The Cold War International History Project (CWIHP) was established in 1991 with the generous support of the John D. and Catherine T. MacArthur Foundation.
For over three decades, the project has been a leading force in opening the historical record of the Cold War, supporting the full and prompt release of materials by governments on all sides of the conflict, and publishing an unprecedented collection of documents that have transformed how scholars understand the era.
CWIHP, along with the Nuclear Proliferation International History Project (NPIHP), is now home at the University of Maryland School of Public Policy, where it joins the newly established Global Policy Institute (GPI) a hub for rigorous, historically grounded research on the most consequential challenges in international affairs. This move reflects a shared conviction that deep historical knowledge and policy relevance are not in tension, but mutually reinforcing.

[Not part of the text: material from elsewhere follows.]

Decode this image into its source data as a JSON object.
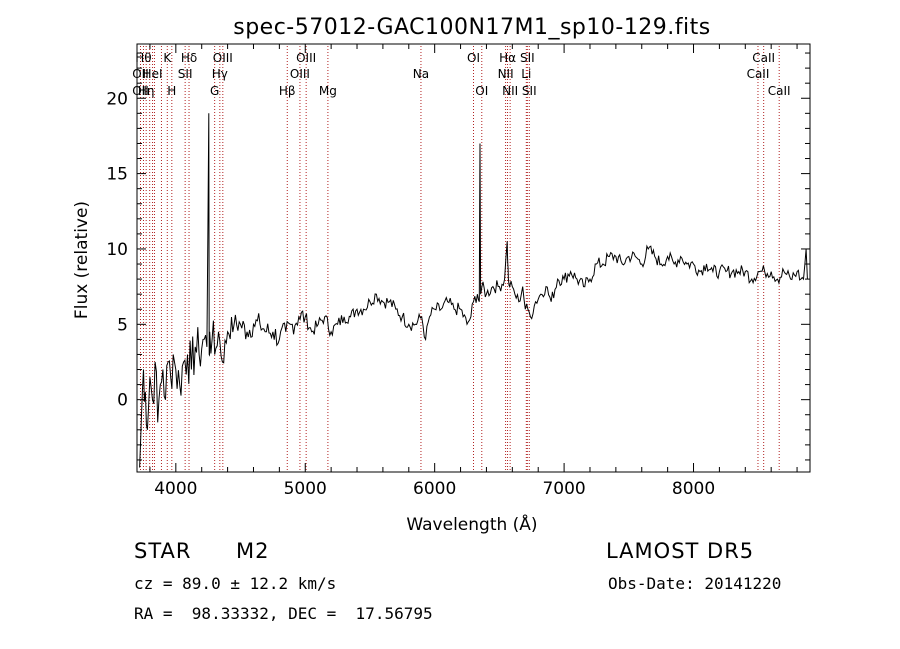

At UMD, CWIHP will continue and expand its core mission of accelerating the integration of new sources and perspectives from the former Communist bloc and the non-Western world into the broader historiography of the Cold War, and building connections among scholars across barriers of language, geography, and regional specialization.
The Project's Digital Archive, which since 2013 has made thousands of declassified documents freely accessible to researchers and the public worldwide, has also moved to the University of Maryland, ensuring that this essential resource remains open, growing and connected to cutting-edge scholarship.